Dans les bandes latérales, des images du Bouddha représenteraient certaines des scènes éminentes de sa vie ou bien des miracles qu’il a accomplis, métaphores de ses pouvoirs surnaturels évoquées par les fils de Mara favorables au Bodhisattva et les divinités de l’arbre d’Éveil : on reconnaît parmi ceux-ci, en bas à gauche, la méditation du Bodhisattva sous l’arbre de l’Éveil timbré des six images des Bouddha du passé, les miracles jumeaux de l’eau et du feu à Shravasti, l’apparition miraculeuse dans le ciel, la saisie de la lune et du soleil, la marche à la surface de l’eau (sur le lac Anavatapta ?), le franchissement de montagnes, jusqu’à, en haut à droite, le parinirvana.

Dans la bande inférieure, plutôt que les habituels donateurs, se trouvent les sept trésors d’un souverain chakravartin de la cosmogonie indienne, entre lesquels s’insèrent des inscriptions en ouïgour non encore élucidées : on reconnaît la roue, représentée à plat comme sur d’autres peintures de Dunhuang, encadrée de l’épouse (en Chine, la fille de jade) et du ministre, figurés comme deux donateurs orants, de l’éléphant blanc, du cheval blanc, du coffre symbolisant le trésorier et du joyau exauçant les désirs.

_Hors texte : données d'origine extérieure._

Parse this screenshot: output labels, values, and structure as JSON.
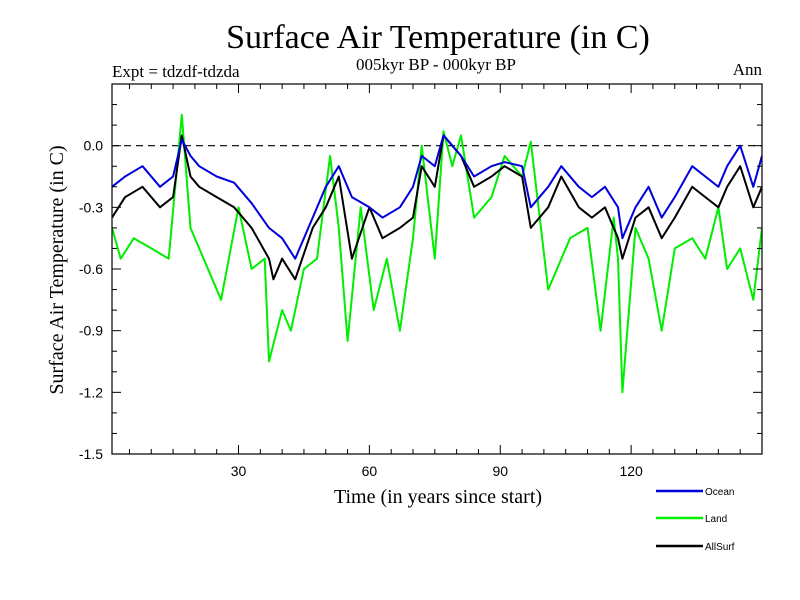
{
  "chart_data": {
    "type": "line",
    "title": "Surface Air Temperature (in C)",
    "subtitle": "005kyr BP - 000kyr BP",
    "left_note": "Expt = tdzdf-tdzda",
    "right_note": "Ann",
    "xlabel": "Time (in years since start)",
    "ylabel": "Surface Air Temperature (in C)",
    "xlim": [
      1,
      150
    ],
    "ylim": [
      -1.5,
      0.3
    ],
    "xticks": [
      30,
      60,
      90,
      120
    ],
    "xtick_labels": [
      "30",
      "60",
      "90",
      "120"
    ],
    "yticks": [
      0.0,
      -0.3,
      -0.6,
      -0.9,
      -1.2,
      -1.5
    ],
    "ytick_labels": [
      "0.0",
      "-0.3",
      "-0.6",
      "-0.9",
      "-1.2",
      "-1.5"
    ],
    "reference_line": 0.0,
    "legend_position": "bottom-right, outside plot",
    "series": [
      {
        "name": "Ocean",
        "color": "#0000dd",
        "x": [
          1,
          4,
          8,
          12,
          15,
          17,
          19,
          21,
          25,
          29,
          33,
          37,
          40,
          43,
          47,
          50,
          53,
          56,
          60,
          63,
          67,
          70,
          72,
          75,
          77,
          79,
          81,
          84,
          88,
          91,
          95,
          97,
          101,
          104,
          108,
          111,
          114,
          117,
          118,
          121,
          124,
          127,
          130,
          134,
          137,
          140,
          142,
          145,
          148,
          150
        ],
        "values": [
          -0.2,
          -0.15,
          -0.1,
          -0.2,
          -0.15,
          0.03,
          -0.05,
          -0.1,
          -0.15,
          -0.18,
          -0.28,
          -0.4,
          -0.45,
          -0.55,
          -0.35,
          -0.2,
          -0.1,
          -0.25,
          -0.3,
          -0.35,
          -0.3,
          -0.2,
          -0.05,
          -0.1,
          0.05,
          0.0,
          -0.05,
          -0.15,
          -0.1,
          -0.08,
          -0.1,
          -0.3,
          -0.2,
          -0.1,
          -0.2,
          -0.25,
          -0.2,
          -0.3,
          -0.45,
          -0.3,
          -0.2,
          -0.35,
          -0.25,
          -0.1,
          -0.15,
          -0.2,
          -0.1,
          0.0,
          -0.2,
          -0.05
        ]
      },
      {
        "name": "Land",
        "color": "#00ee00",
        "x": [
          1,
          3,
          6,
          10,
          14,
          17,
          19,
          22,
          26,
          30,
          33,
          36,
          37,
          40,
          42,
          45,
          48,
          51,
          53,
          55,
          58,
          61,
          64,
          67,
          70,
          72,
          75,
          77,
          79,
          81,
          84,
          88,
          91,
          95,
          97,
          101,
          103,
          106,
          110,
          113,
          116,
          117,
          118,
          121,
          124,
          127,
          130,
          134,
          137,
          140,
          142,
          145,
          148,
          150
        ],
        "values": [
          -0.4,
          -0.55,
          -0.45,
          -0.5,
          -0.55,
          0.15,
          -0.4,
          -0.55,
          -0.75,
          -0.3,
          -0.6,
          -0.55,
          -1.05,
          -0.8,
          -0.9,
          -0.6,
          -0.55,
          -0.05,
          -0.4,
          -0.95,
          -0.3,
          -0.8,
          -0.55,
          -0.9,
          -0.45,
          0.0,
          -0.55,
          0.07,
          -0.1,
          0.05,
          -0.35,
          -0.25,
          -0.05,
          -0.15,
          0.02,
          -0.7,
          -0.6,
          -0.45,
          -0.4,
          -0.9,
          -0.35,
          -0.55,
          -1.2,
          -0.4,
          -0.55,
          -0.9,
          -0.5,
          -0.45,
          -0.55,
          -0.3,
          -0.6,
          -0.5,
          -0.75,
          -0.4
        ]
      },
      {
        "name": "AllSurf",
        "color": "#000000",
        "x": [
          1,
          4,
          8,
          12,
          15,
          17,
          19,
          21,
          25,
          29,
          33,
          37,
          38,
          40,
          43,
          47,
          50,
          53,
          56,
          60,
          63,
          67,
          70,
          72,
          75,
          77,
          79,
          81,
          84,
          88,
          91,
          95,
          97,
          101,
          104,
          108,
          111,
          114,
          117,
          118,
          121,
          124,
          127,
          130,
          134,
          137,
          140,
          142,
          145,
          148,
          150
        ],
        "values": [
          -0.35,
          -0.25,
          -0.2,
          -0.3,
          -0.25,
          0.05,
          -0.15,
          -0.2,
          -0.25,
          -0.3,
          -0.4,
          -0.55,
          -0.65,
          -0.55,
          -0.65,
          -0.4,
          -0.3,
          -0.15,
          -0.55,
          -0.3,
          -0.45,
          -0.4,
          -0.35,
          -0.1,
          -0.2,
          0.05,
          0.0,
          -0.05,
          -0.2,
          -0.15,
          -0.1,
          -0.15,
          -0.4,
          -0.3,
          -0.15,
          -0.3,
          -0.35,
          -0.3,
          -0.45,
          -0.55,
          -0.35,
          -0.3,
          -0.45,
          -0.35,
          -0.2,
          -0.25,
          -0.3,
          -0.2,
          -0.1,
          -0.3,
          -0.2
        ]
      }
    ]
  }
}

Cette peinture d’une exceptionnelle richesse pourrait ainsi figurer Shakyamuni vainqueur de Mara, mais aussi maître de l’Univers, paré d’or et muni des sept trésors. En revendiquant l’universalisme du bouddhisme, elle évoque en quelques figures le cosmopolitisme des cultures du monde alors connu dans cette oasis aux confins de l’Asie centrale.